Mais ce qui aurait dû être un rêve pour l'aspirante actrice écossaise s'est rapidement transformé en cauchemar. Avec l'arrivée de Katie Leung dans la quatrième saison de Bridgerton sous les traits de Lady Araminta Gun, son retour invite à une réévaluation. Les critiques précoces qui ont assombri sa carrière semblent aujourd'hui déplacées, occultant l'étendue et la longévité qu'elle a construites bien au-delà du rôle qui l'a rendue célèbre.
À ne pas manquer : Comment créer un intérieur élégant inspiré de Bridgerton chez vous
Premiers cas de harcèlement

Above Le rôle de Cho Chang a exposé Katie Leung à de nombreuses critiques (Photo : IMDB)

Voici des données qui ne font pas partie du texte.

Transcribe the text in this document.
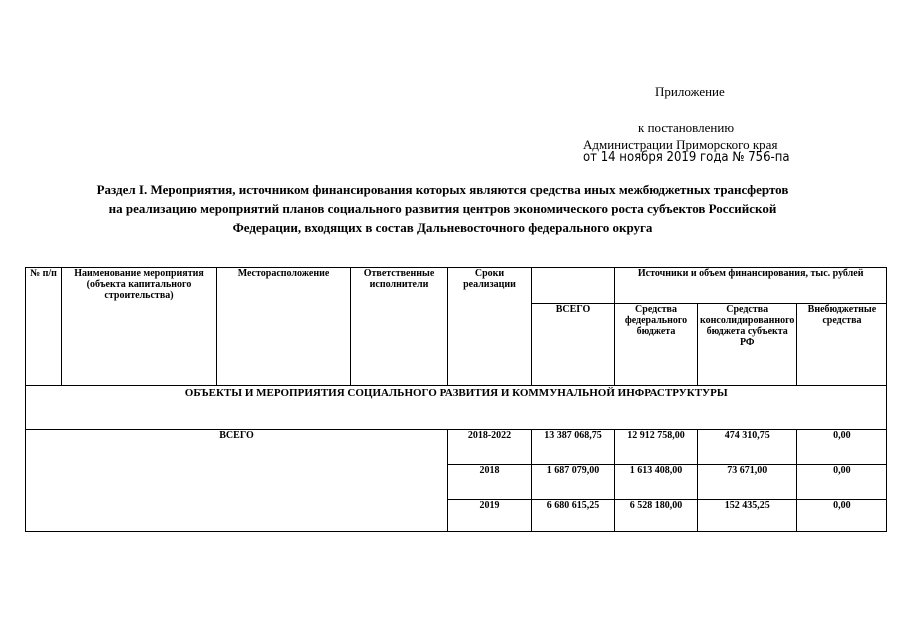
Приложение
к постановлению
Администрации Приморского края
от 14 ноября 2019 года № 756-па
Раздел I. Мероприятия, источником финансирования которых являются средства иных межбюджетных трансфертов
на реализацию мероприятий планов социального развития центров экономического роста субъектов Российской
Федерации, входящих в состав Дальневосточного федерального округа
№ п/п	Наименование мероприятия (объекта капитального строительства)	Месторасположение	Ответственные исполнители	Сроки реализации		Источники и объем финансирования, тыс. рублей		
					ВСЕГО	Средства федерального бюджета	Средства консолидированного бюджета субъекта РФ	Внебюджетные средства
ОБЪЕКТЫ И МЕРОПРИЯТИЯ СОЦИАЛЬНОГО РАЗВИТИЯ И КОММУНАЛЬНОЙ ИНФРАСТРУКТУРЫ								
ВСЕГО				2018-2022	13 387 068,75	12 912 758,00	474 310,75	0,00
				2018	1 687 079,00	1 613 408,00	73 671,00	0,00
				2019	6 680 615,25	6 528 180,00	152 435,25	0,00
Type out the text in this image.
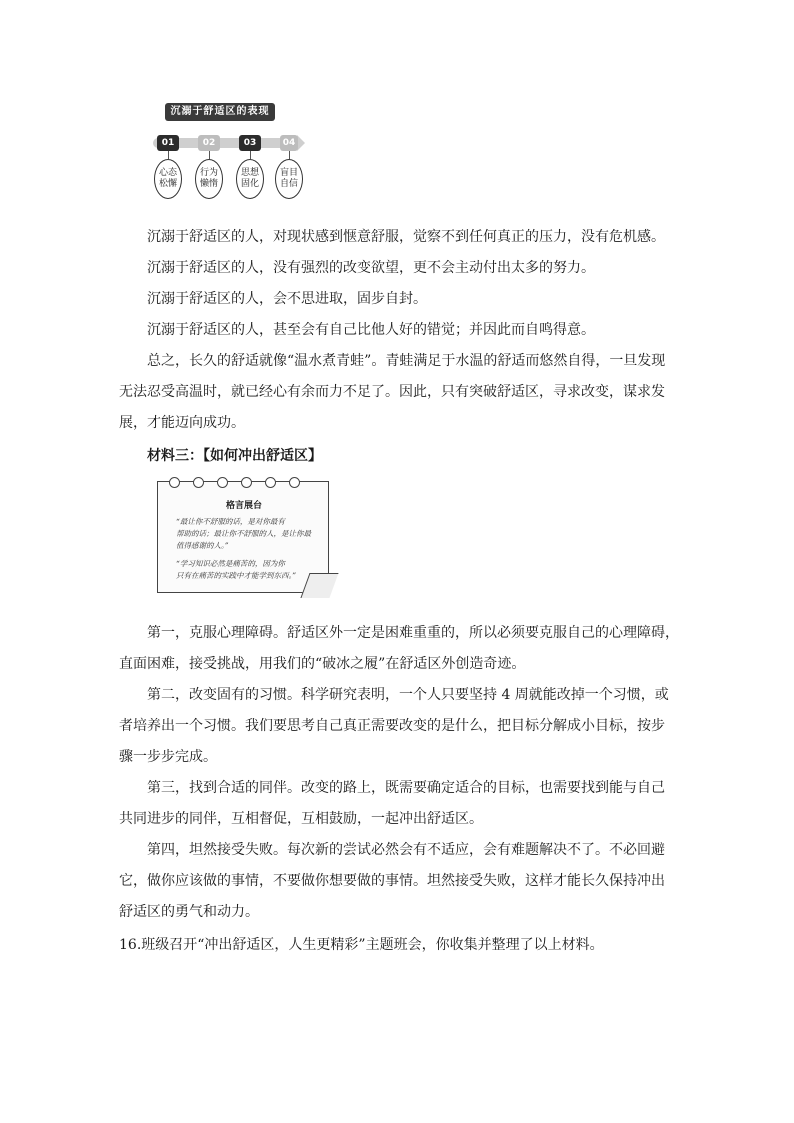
沉溺于舒适区的表现
01	02	03	04
心态松懈
行为懒惰
思想固化
盲目自信

沉溺于舒适区的人，对现状感到惬意舒服，觉察不到任何真正的压力，没有危机感。

沉溺于舒适区的人，没有强烈的改变欲望，更不会主动付出太多的努力。

沉溺于舒适区的人，会不思进取，固步自封。

沉溺于舒适区的人，甚至会有自己比他人好的错觉；并因此而自鸣得意。

总之，长久的舒适就像“温水煮青蛙”。青蛙满足于水温的舒适而悠然自得，一旦发现

无法忍受高温时，就已经心有余而力不足了。因此，只有突破舒适区，寻求改变，谋求发

展，才能迈向成功。

材料三：【如何冲出舒适区】

格言展台
“最让你不舒服的话，是对你最有
帮助的话；最让你不舒服的人，是让你最
值得感谢的人。”
“学习知识必然是痛苦的，因为你
只有在痛苦的实践中才能学到东西。”

第一，克服心理障碍。舒适区外一定是困难重重的，所以必须要克服自己的心理障碍，

直面困难，接受挑战，用我们的“破冰之履”在舒适区外创造奇迹。

第二，改变固有的习惯。科学研究表明，一个人只要坚持 4 周就能改掉一个习惯，或

者培养出一个习惯。我们要思考自己真正需要改变的是什么，把目标分解成小目标，按步

骤一步步完成。

第三，找到合适的同伴。改变的路上，既需要确定适合的目标，也需要找到能与自己

共同进步的同伴，互相督促，互相鼓励，一起冲出舒适区。

第四，坦然接受失败。每次新的尝试必然会有不适应，会有难题解决不了。不必回避

它，做你应该做的事情，不要做你想要做的事情。坦然接受失败，这样才能长久保持冲出

舒适区的勇气和动力。

16.班级召开“冲出舒适区，人生更精彩”主题班会，你收集并整理了以上材料。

Une forme de vitriol spécifique au début des années 2000 a accueilli les débuts de la carrière de Katie Leung. Un site important affichait un compteur de “désaccord”—un décompte en direct permettant aux utilisateurs de signaler leur désapprobation quant à son casting. Pour Leung, l'expérience fut une collision brutale avec le racisme mondial ; elle a raconté plus tard avoir découvert des forums remplis de propos racistes via de simples recherches. L'examen minutieux a été amplifié par la proximité de son personnage avec le héros de la série, Daniel Radcliffe, déclenchant une vague d'agression territoriale de la part d'un sous-ensemble de fans qui voyaient l'actrice comme un exutoire à leurs propres frustrations concernant les arcs romantiques de l'œuvre originale.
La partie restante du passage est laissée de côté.